Armstrong, C.S., Blouin, J.L., Jagolinzer, A.D. and Larcker, D.F., 2015. Corporate governance, incentives, and tax avoidance. Journal of Accounting and Economics, 60(1), pp. 1-17.

Atanasov, V. and Black, B., 2016. Shock-based causal inference in corporate finance and accounting research.

Cheng, B., Ioannou, I. and Serafeim, G., 2014. Corporate social responsibility and access to finance. Strategic Management Journal, 35(1), pp. 1-23.

Christensen, D.M., Dhaliwal, D.S., Boivie, S. and Graffin, S.D., 2015. Top management conservatism and corporate risk strategies: Evidence from managers’ personal political orientation and corporate tax avoidance. Strategic Management Journal, 36(12), pp. 1918-1938.

Damodaran, A., 2016. Damodaran on valuation: security analysis for investment and corporate finance (Vol. 324). John Wiley & Sons.

Dowling, G.R., 2014. The curious case of corporate tax avoidance: Is it socially irresponsible?. Journal of Business Ethics, 124(1), 173-184.

Dyreng, S.D., Hanlon, M., Maydew, E.L. and Thornock, J.R., 2017. Changes in corporate effective tax rates over the past 25 years. Journal of Financial Economics, 124(3), pp. 441-463.

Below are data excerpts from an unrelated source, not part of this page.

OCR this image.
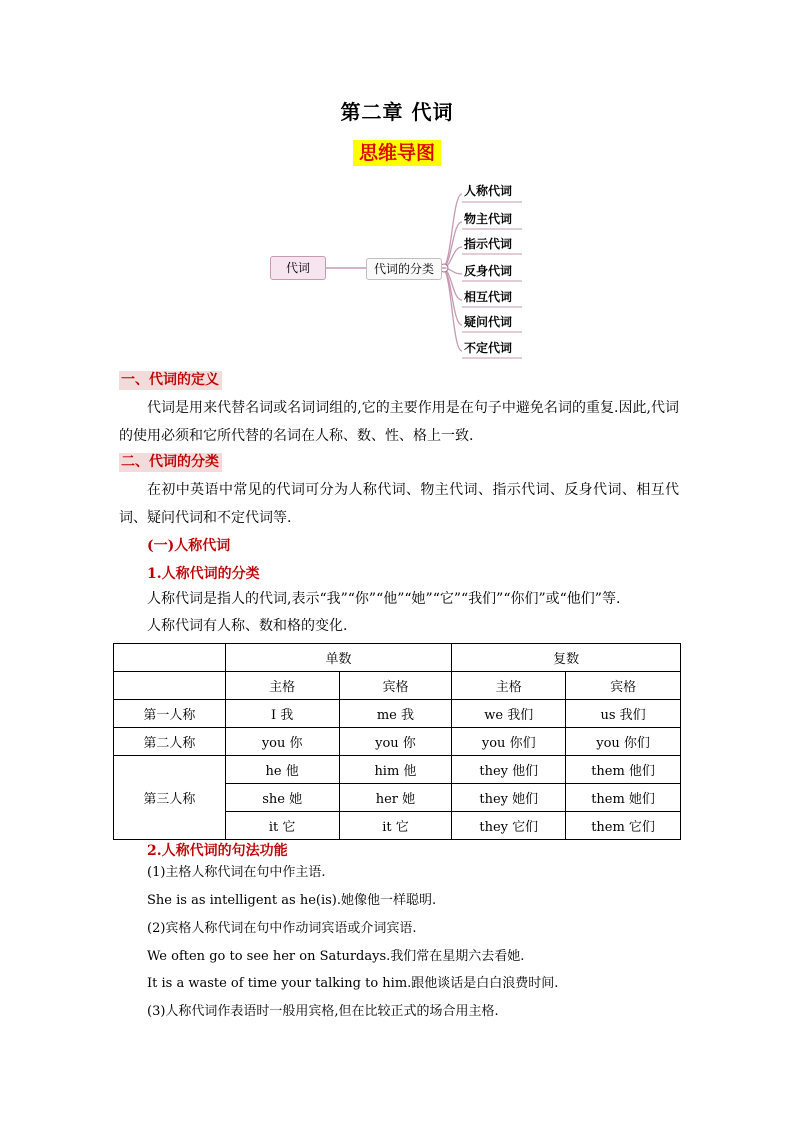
第二章 代词
思维导图
代词	代词的分类
人称代词
物主代词
指示代词
反身代词
相互代词
疑问代词
不定代词
一、代词的定义
代词是用来代替名词或名词词组的,它的主要作用是在句子中避免名词的重复.因此,代词的使用必须和它所代替的名词在人称、数、性、格上一致.
二、代词的分类
在初中英语中常见的代词可分为人称代词、物主代词、指示代词、反身代词、相互代词、疑问代词和不定代词等.
(一)人称代词
1.人称代词的分类
人称代词是指人的代词,表示“我”“你”“他”“她”“它”“我们”“你们”或“他们”等.
人称代词有人称、数和格的变化.
	单数		复数	
	主格	宾格	主格	宾格
第一人称	I 我	me 我	we 我们	us 我们
第二人称	you 你	you 你	you 你们	you 你们
第三人称	he 他	him 他	they 他们	them 他们
	she 她	her 她	they 她们	them 她们
	it 它	it 它	they 它们	them 它们
2.人称代词的句法功能
(1)主格人称代词在句中作主语.
She is as intelligent as he(is).她像他一样聪明.
(2)宾格人称代词在句中作动词宾语或介词宾语.
We often go to see her on Saturdays.我们常在星期六去看她.
It is a waste of time your talking to him.跟他谈话是白白浪费时间.
(3)人称代词作表语时一般用宾格,但在比较正式的场合用主格.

Laux, R.C., 2013. The association between deferred tax assets and liabilities and future tax payments. The Accounting Review, 88(4), pp.1357-1383.

Piketty, T. and Saez, E., 2013. A theory of optimal inheritance taxation. Econometrica, 81(5), pp.1851-1886.

Rego, S.O. and Wilson, R., 2012. Equity risk incentives and corporate tax aggressiveness. Journal of Accounting Research, 50(3), pp.775-810.

Qantm Intellectual Property Limited., 2017. Annual Report 2017. [online] Available at: https://www.Qantm Intellectual Property Limited.com.au/images/investor_docs/RFGLAnnualReport2017.pdf [Accessed 26 Dec. 2017].

Saunders, A. and Cornett, M.M., 2012. Financial markets and institutions. McGraw-Hill/Irwin.